Diyarbakır’da Fetullahçı Terör Örgütü/Paralel Devlet Yapılanması (FETÖ/PDY) soruşturması çerçevesinde tutuklu bulunan eski 7’nci Kolordu Komutanı İbrahim Yılmaz ve eski 16’ncı Mekanize Tugay Komutanı Tuğgeneral Savaş Beyribey’in yargılanmalarına başlandı.

Diyarbakır’da Fetullahçı Terör Örgütü/Paralel Devlet Yapılanması (FETÖ/PDY) soruşturması çerçevesinde tutuklu bulunan eski 7’nci Kolordu Komutanı İbrahim Yılmaz ve eski 16’ncı Mekanize Tugay Komutanı Tuğgeneral Savaş Beyribey’in yargılanmalarına başlandı. Duruşmada savunma yapan Yılmaz, Diyarbakır Valisi, Cumhuriyet Başsavcısı, MİT Başkanı ve emniyet müdürünün tanık olarak dinlenmesini talep etti.


Diyarbakır Cumhuriyet Başsavcılığınca yürütülen FETÖ/PDY soruşturması çerçevesinde tutuklanan eski 7’nci Kolordu Komutanı Korgeneral İbrahim Yılmaz ve eski 16’ncı Mekanize Tugay Komutanı Tuğgeneral Savaş Beyribey’in yargılanmasına başlandı. Diyarbakır 4’üncü Ağır Ceza Mahkemesinde bugün başlayan duruşmada, Türk Silahlı Kuvvetleri’nden ihraç edilen sanıklar eski Korgeneral Yılmaz ve eski Tuğgeneral Beyribey ile avukatları hazır bulundu.
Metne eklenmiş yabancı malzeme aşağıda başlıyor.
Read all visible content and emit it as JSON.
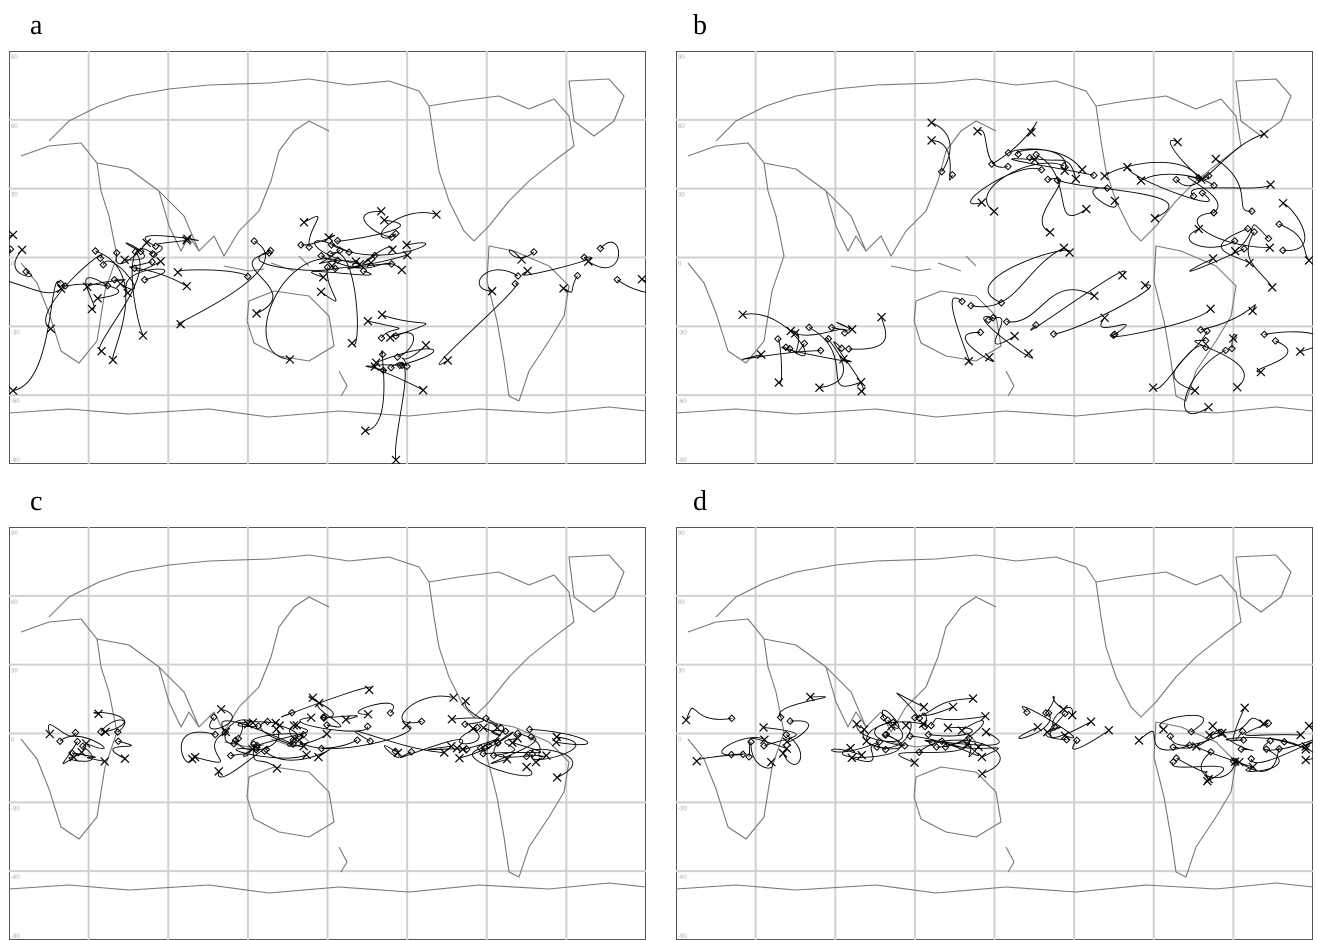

Duruşma iddianamenin okunmasıyla başladı.


Ardından savunmalara geçildi. Savunma yapan Yılmaz, darbe kalkışmasına destek olmadığını, kimseyle haberleşmediğini ve FETÖ’nün mesajlaşma uygulamalarını kullanmadığını savunarak, şu iddialarda bulundu:


“Diyarbakır’da darbe gecesi başbakan ile 2 kez, valiyle 12 kez, savcı ve emniyet müdürüyle de 5’er kez konuştum. Kalkışmanın önlenmesine yönelik emri ben verdim. Hiçbir kanunsuz eylem yapılmamıştır. Ben ne FETÖ’cü ne de darbeciyim. Vatanıma bağlı Türk subayıyım. İddiaları kabul etmiyorum. Adliyeden el sıkışarak uğurlanmışken nasıl oluyor da iddianameye böyle bir şey giriyor. O saatte her yer bitti bir tek adliye mi kaldı. Basın ve onları yönlendirenler bizi yargısız infaz etmiştir. Adliye kuşatması haberi beni üzmüştür. Başsavcının daveti üzerine dostça bir ziyaret olmasına rağmen bunun bir suç olarak gösterilmesi beni üzmüştür. Terörün cirit attığı Diyarbakır’da her yere koruma araç ve personelle gidiyorum. 3 aracın haricinde polis aracı da istiyorduk. Gittiğim her yerde böyle gidiyorum. Tam tesisatlı personel araçtan inmesin diye emir verdim. Ben dikim, benim vicdanım rahat. Sıcak odalarında ahkam kesenler benim vatan millet sevgimi sorgulayamaz. Ben birliğimin başındaydım, takdir edilecek bir kişi varsa o da benim. Yaptıklarıma vali, emniyet müdürü, savcı ve MİT başkanı şahittir. Vali, savcı, MİT başkanı ve emniyet müdürünün tanık olarak dinlenmesini istiyorum.”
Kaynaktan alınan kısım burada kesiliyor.